El despertar brusco de conciencias provocado por la muerte de Sergio Adrián crece como una ola, sacudiendo a las adormecidas mentes juarenses del apático letargo en el que las ha sumido la situación de crisis por la interminable violencia.
Algo inédito está sucediendo en la sociedad, que ha mantenido hasta hoy una actitud de indolencia hasta cierto punto en el ambiente de sorda lucha entre grupos criminales y de las autoridades de todos los niveles en contra de éstos.
La muerte de un jovencito de 14 años provoca lo inimaginable en un entorno que se ve trastocado a diario por decenas de muertes en todas las formas de violencia que puedan caber en la más viva imaginación.
¿Qué hay de especial en este acontecimiento que cimbró a los juarenses de manera similar -o quizás aún más-, a la masacre ocurrida en Villas de Salvárcar, o la del "Aliviane", o la ejecución de una funcionaria del Consulado americano en esta ciudad?
Podrían ser las diferencias ancestrales entre ambas naciones, que en ocasiones se reflejan en actos de barbarie como el caso presente; podría ser también que en este caso es aún más evidente la impunidad, por tratarse de un agente de la Migra por un lado, y un niño mexicano por el otro, que se atrevió, según los gringos, a atacar al oficial americano a pedradas, que por cierto esto es lo que investiga la FBI, la agresión contra el agente estadounidense, y no el asesinato de Sergio.
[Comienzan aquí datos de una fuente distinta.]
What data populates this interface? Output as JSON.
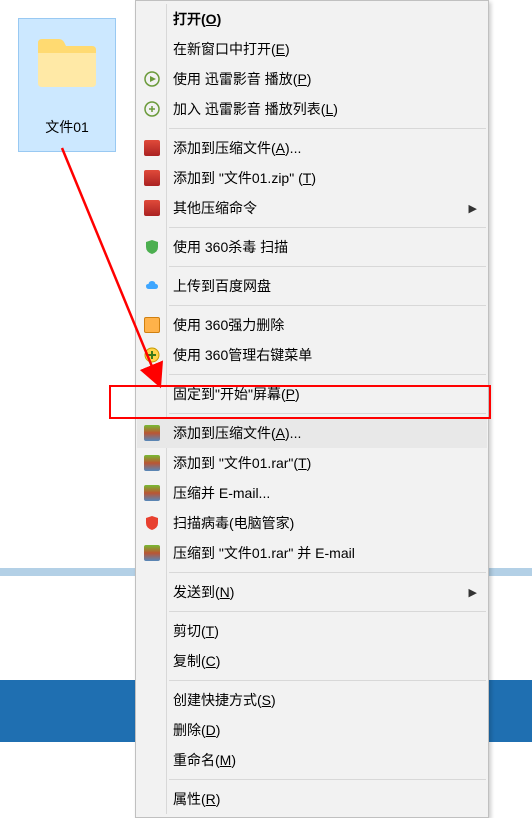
{
  "folder": {
    "label": "文件01"
  },
  "menu": {
    "open": "打开(O)",
    "open_new": "在新窗口中打开(E)",
    "xl_play": "使用 迅雷影音 播放(P)",
    "xl_playlist": "加入 迅雷影音 播放列表(L)",
    "add_archive1": "添加到压缩文件(A)...",
    "add_zip": "添加到 \"文件01.zip\" (T)",
    "other_compress": "其他压缩命令",
    "scan_360": "使用 360杀毒 扫描",
    "baidu_upload": "上传到百度网盘",
    "force_delete": "使用 360强力删除",
    "right_menu_360": "使用 360管理右键菜单",
    "pin_start": "固定到\"开始\"屏幕(P)",
    "add_archive2": "添加到压缩文件(A)...",
    "add_rar": "添加到 \"文件01.rar\"(T)",
    "zip_email": "压缩并 E-mail...",
    "scan_virus": "扫描病毒(电脑管家)",
    "zip_rar_email": "压缩到 \"文件01.rar\" 并 E-mail",
    "send_to": "发送到(N)",
    "cut": "剪切(T)",
    "copy": "复制(C)",
    "shortcut": "创建快捷方式(S)",
    "delete": "删除(D)",
    "rename": "重命名(M)",
    "properties": "属性(R)"
  }
}
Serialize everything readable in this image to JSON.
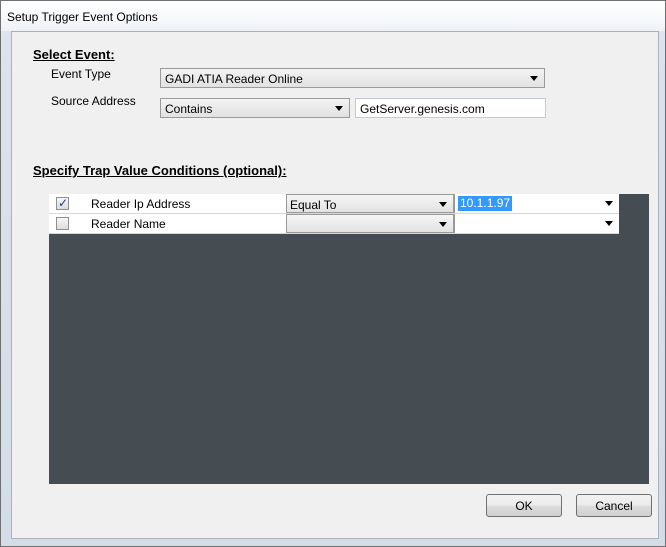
{
  "window": {
    "title": "Setup Trigger Event Options"
  },
  "select_event": {
    "heading": "Select Event:",
    "event_type_label": "Event Type",
    "event_type_value": "GADI ATIA Reader Online",
    "source_address_label": "Source Address",
    "source_address_operator": "Contains",
    "source_address_value": "GetServer.genesis.com"
  },
  "trap_conditions": {
    "heading": "Specify Trap Value Conditions (optional):",
    "rows": [
      {
        "checked": true,
        "check_glyph": "✓",
        "name": "Reader Ip Address",
        "operator": "Equal To",
        "value": "10.1.1.97"
      },
      {
        "checked": false,
        "check_glyph": "",
        "name": "Reader Name",
        "operator": "",
        "value": ""
      }
    ]
  },
  "buttons": {
    "ok": "OK",
    "cancel": "Cancel"
  },
  "colors": {
    "grid_background": "#454d52",
    "selection": "#3399ff"
  }
}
Podrían ser muchas causas, pero el hecho es uno: Sergio Adrián Hernández Güereca está muerto y su asesino está libre; esto ha desencadenado una ola de protestas de familiares, amistades y aun desconocidos que buscan solidarizarse con quien guarda cierta afinidad, por cuanto víctimas de las periódicas arbitrariedades de todos los frentes.